Today US Airways announced its merger with the bankrupt American Airlines to the tune of $11 billion dollars. However, the new fleet, which will now be the largest in the US above United, will go under the name American Airlines. If they can get through all of the red tape, it is speculated this deal should be closed by September. What do you want to bet that won’t happen??
I don’t know about you, but for the last 10 years I have tried to stay as far away from both airlines due to bad service, old planes, layovers, etc. On so many levels, neither were very appealing. But that doesn’t mean I’m curious to see how it will effect the market.
“The past eight years have been merger mania for airlines: Delta and Northwest, Continental and United, Southwest and Air Tran, and now U.S. Airways and American. If this latest deal is approved, we’ll have just four major domestic airlines. You might think all this is going to lead to much higher prices for flights, so you might be surprised to hear…there’s less competition in some places, but John Kletzel (from Price Waterhouse Cooper) says airline mergers are different” and will not have an impact on prices.” – Dan Bobkoff, NPR
Some say the merger is in the best interest of the airlines, employees, and travelers. It’s not front page news that discount sites, gas prices, and a host of other issues have caused airline profit margins to suffer. According to NPR, American employees have been unhappy for a while now so this should “re-energize them” and get your better service. Their existing routes don’t overlap much, so the new American will have a bi-coastal presence.
Of course as travelers we are sympathetic to the employees, but let’s be honest, we want to know about our miles and frills.
Travel expert Gary Leff (my go-to source for all travel fine print), says here it’s too soon to tell how the frequent flier programs and perks will play out. But, for example, if people were frequently getting upgraded due to lax rewards programs, this could mean those people are headed to the back of the bus.

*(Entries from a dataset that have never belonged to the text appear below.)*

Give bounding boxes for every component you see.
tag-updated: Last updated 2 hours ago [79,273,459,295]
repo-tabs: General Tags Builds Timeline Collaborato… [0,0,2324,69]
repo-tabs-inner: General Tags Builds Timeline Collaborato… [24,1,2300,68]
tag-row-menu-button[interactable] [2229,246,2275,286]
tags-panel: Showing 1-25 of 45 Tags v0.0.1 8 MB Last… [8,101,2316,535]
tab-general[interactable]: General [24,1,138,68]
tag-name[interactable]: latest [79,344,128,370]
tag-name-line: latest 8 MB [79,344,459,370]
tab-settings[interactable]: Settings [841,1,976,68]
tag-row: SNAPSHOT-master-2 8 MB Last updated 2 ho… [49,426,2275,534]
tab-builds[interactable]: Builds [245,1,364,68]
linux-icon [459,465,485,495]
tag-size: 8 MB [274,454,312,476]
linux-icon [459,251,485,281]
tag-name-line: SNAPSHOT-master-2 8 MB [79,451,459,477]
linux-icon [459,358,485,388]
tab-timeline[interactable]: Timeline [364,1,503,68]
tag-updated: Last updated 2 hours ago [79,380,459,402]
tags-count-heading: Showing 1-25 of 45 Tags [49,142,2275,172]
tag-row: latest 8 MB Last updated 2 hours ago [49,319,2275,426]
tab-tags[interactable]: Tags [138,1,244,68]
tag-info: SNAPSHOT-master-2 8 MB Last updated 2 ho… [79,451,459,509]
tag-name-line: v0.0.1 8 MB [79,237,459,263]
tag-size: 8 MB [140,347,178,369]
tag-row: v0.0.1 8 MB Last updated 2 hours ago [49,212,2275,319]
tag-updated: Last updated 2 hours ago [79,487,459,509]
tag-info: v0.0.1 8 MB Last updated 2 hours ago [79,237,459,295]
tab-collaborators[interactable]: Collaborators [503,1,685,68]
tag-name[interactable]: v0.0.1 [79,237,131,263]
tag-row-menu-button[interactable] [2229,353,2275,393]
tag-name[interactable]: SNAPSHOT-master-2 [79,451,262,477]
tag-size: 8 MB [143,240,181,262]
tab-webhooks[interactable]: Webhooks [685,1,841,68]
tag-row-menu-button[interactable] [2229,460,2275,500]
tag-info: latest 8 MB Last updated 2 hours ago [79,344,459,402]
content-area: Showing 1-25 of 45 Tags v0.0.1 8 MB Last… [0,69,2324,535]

John Kelley of ThePointsGuy.com said in an interview, “January, I used 110,000 U.S. Airways miles and flew to South Africa. That same exact trip using American miles would be 150,000.” So even though your “miles are safe.” you might need more to get from A to B. Whatever the case may be, you don’t have much choice in that matter.
Now, if you really want to win the rewards game, you can apply for this credit card BEFORE the merger (apparently multiple times) and cancel it. To be strategic about it, read Gary’s plan.
As I can attest from the United-Continental merger, this will take a VERY long time to sort out, so you’re safe for now. On the bright side, I really don’t think it can get much worse for you as an American or US Airways frequent flier. If anything they are going to have to up their game to stay competitive with United and Delta.